Another expert observed that, for widespread adoption, the technology must be timely, applicable and have a good user interface, and ideally be clinician-designed and led. Wi-Fi and communication networks must be high-speed and readily accessible in NHS hospitals. Hardware must be up to date and widely available to allow individual data to be inputted from every bed space in the hospital. They said that all inpatients in their organisation are monitored with the technology (1,200 beds and more than 25,000 admissions per year). However, this is not yet the situation for large numbers of secondary and tertiary care providers in England. Another expert expressed concern about what happens if Wi-Fi is lost and devices cannot be used; then back-up paper charts are needed. Other concerns are potential faults and errors in calculation or alerting (however systems are required to mitigate for this) and the potential for over-reliance on systems, so staff do not react to a clinical concern if the system fails to alert even when there may be other signs of deterioration. One expert noted the potential for over-alerting and alert fatigue, which may divert or interrupt staff resources allocated to deal with deteriorating patients. One expert suggested that an additional core requirement is for 'worry' to be built into systems, which would generate an action and potential escalation based on the clinical judgement of frontline staff, but would not add to the NEWS2 score.

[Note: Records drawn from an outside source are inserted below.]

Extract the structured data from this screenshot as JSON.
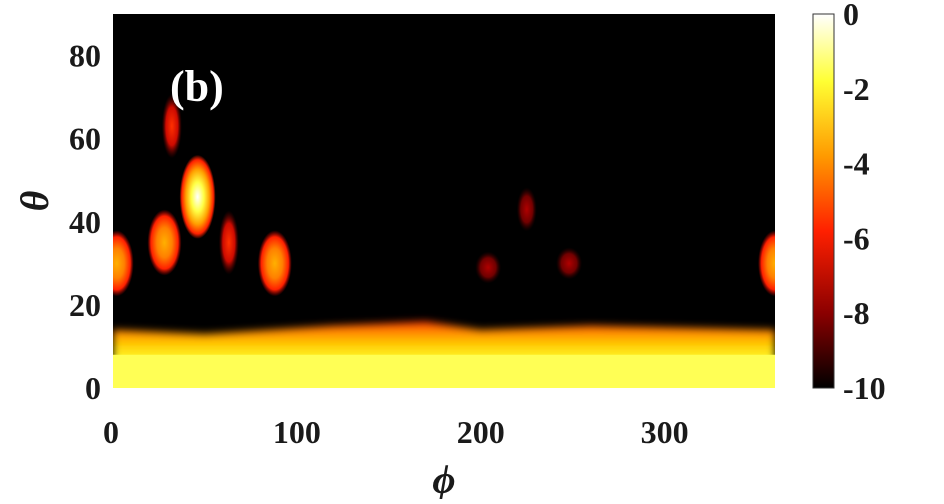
{
  "chart_data": {
    "type": "heatmap",
    "panel_label": "(b)",
    "xlabel": "ϕ",
    "ylabel": "θ",
    "xlim": [
      0,
      360
    ],
    "ylim": [
      0,
      90
    ],
    "xticks": [
      "0",
      "100",
      "200",
      "300"
    ],
    "yticks": [
      "0",
      "20",
      "40",
      "60",
      "80"
    ],
    "colorbar": {
      "range": [
        -10,
        0
      ],
      "ticks": [
        "0",
        "-2",
        "-4",
        "-6",
        "-8",
        "-10"
      ],
      "colormap": "hot",
      "colors": [
        "#000000",
        "#8b0000",
        "#ff2000",
        "#ff9a00",
        "#ffff33",
        "#ffffff"
      ]
    },
    "main_band": {
      "theta_top_by_phi": [
        {
          "phi": 0,
          "theta": 14
        },
        {
          "phi": 50,
          "theta": 13
        },
        {
          "phi": 120,
          "theta": 15
        },
        {
          "phi": 170,
          "theta": 16
        },
        {
          "phi": 200,
          "theta": 14
        },
        {
          "phi": 260,
          "theta": 15
        },
        {
          "phi": 360,
          "theta": 14
        }
      ],
      "value_near_theta_0": 0,
      "value_at_top_edge": -5
    },
    "lobes": [
      {
        "phi": 46,
        "theta": 46,
        "value": -1.0
      },
      {
        "phi": 32,
        "theta": 63,
        "value": -7.0
      },
      {
        "phi": 28,
        "theta": 35,
        "value": -5.0
      },
      {
        "phi": 63,
        "theta": 35,
        "value": -5.5
      },
      {
        "phi": 88,
        "theta": 30,
        "value": -4.5
      },
      {
        "phi": 2,
        "theta": 30,
        "value": -4.0
      },
      {
        "phi": 360,
        "theta": 30,
        "value": -4.0
      },
      {
        "phi": 225,
        "theta": 43,
        "value": -8.0
      },
      {
        "phi": 204,
        "theta": 29,
        "value": -8.2
      },
      {
        "phi": 248,
        "theta": 30,
        "value": -8.2
      }
    ]
  }
}
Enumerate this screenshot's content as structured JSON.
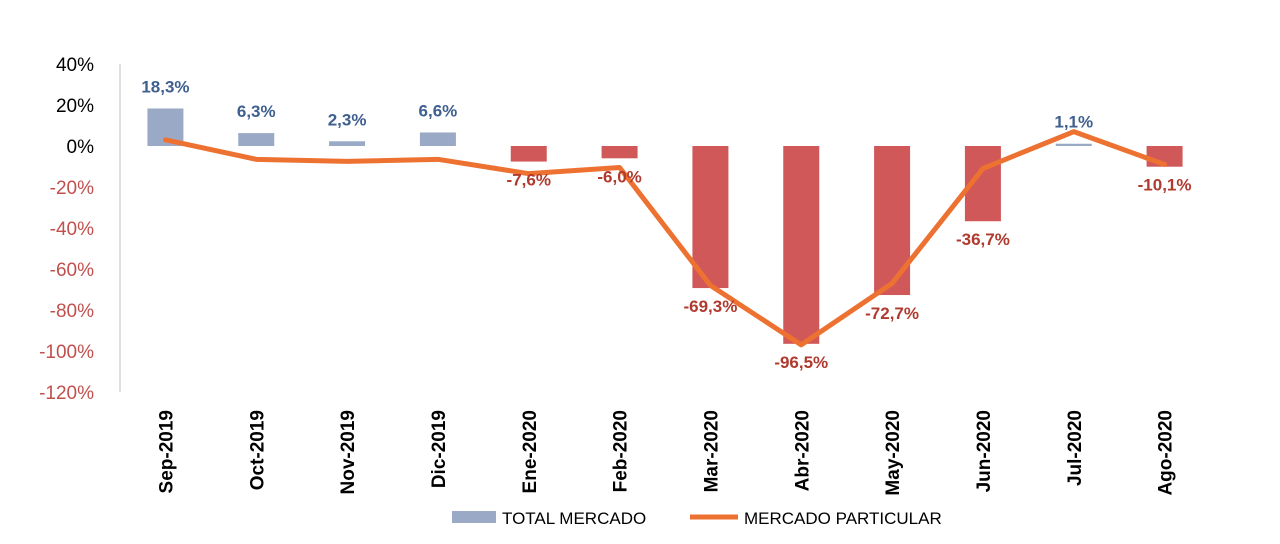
{
  "chart_data": {
    "type": "bar",
    "categories": [
      "Sep-2019",
      "Oct-2019",
      "Nov-2019",
      "Dic-2019",
      "Ene-2020",
      "Feb-2020",
      "Mar-2020",
      "Abr-2020",
      "May-2020",
      "Jun-2020",
      "Jul-2020",
      "Ago-2020"
    ],
    "y_ticks": [
      "40%",
      "20%",
      "0%",
      "-20%",
      "-40%",
      "-60%",
      "-80%",
      "-100%",
      "-120%"
    ],
    "y_tick_values": [
      40,
      20,
      0,
      -20,
      -40,
      -60,
      -80,
      -100,
      -120
    ],
    "ylim": [
      -120,
      40
    ],
    "grid": false,
    "legend_position": "bottom",
    "series": [
      {
        "name": "TOTAL MERCADO",
        "type": "bar",
        "values": [
          18.3,
          6.3,
          2.3,
          6.6,
          -7.6,
          -6.0,
          -69.3,
          -96.5,
          -72.7,
          -36.7,
          1.1,
          -10.1
        ],
        "labels": [
          "18,3%",
          "6,3%",
          "2,3%",
          "6,6%",
          "-7,6%",
          "-6,0%",
          "-69,3%",
          "-96,5%",
          "-72,7%",
          "-36,7%",
          "1,1%",
          "-10,1%"
        ]
      },
      {
        "name": "MERCADO PARTICULAR",
        "type": "line",
        "values": [
          3,
          -6.5,
          -7.5,
          -6.5,
          -13.5,
          -10.5,
          -68,
          -97,
          -67,
          -11,
          7,
          -9
        ]
      }
    ],
    "colors": {
      "positive_bar": "#9aaac6",
      "negative_bar": "#d05858",
      "line": "#ed7232",
      "positive_tick": "#000000",
      "negative_tick": "#c0504d",
      "positive_label": "#3f5f8f",
      "negative_label": "#b03a2e"
    }
  }
}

One expert advised that their trust has approximately 7,000 devices and undertakes around 50,000 observations per week, on around 5,000 to 8,000 patients. They experience around 3,000 automated escalations per week. Another trust admits an average of 90 adult patients per month in an unplanned manner to critical care, with an average predicted mortality of 20% to 30%. Small improvements through earlier identification, leading to a reduction in severity of the patient's condition at the time of critical care admission will be associated with a mortality reduction (because physiology accounts for around 80% of the Intensive Care National Audit and Research Centre (ICNARC) mortality prediction model). Therefore the technology will save a significant number of lives. Ward staff at this trust like the system and prefer it to paper charts.

Another expert concluded that it is often difficult to prove the effectiveness of a single intervention (such as the introduction of an electronic EWS technology) when it comes as part of a complex healthcare intervention. For example, an electronic solution will not be successful unless accompanied by education, feedback, and re-evaluation as part of a trust executive-led change management culture that encourages quality improvement.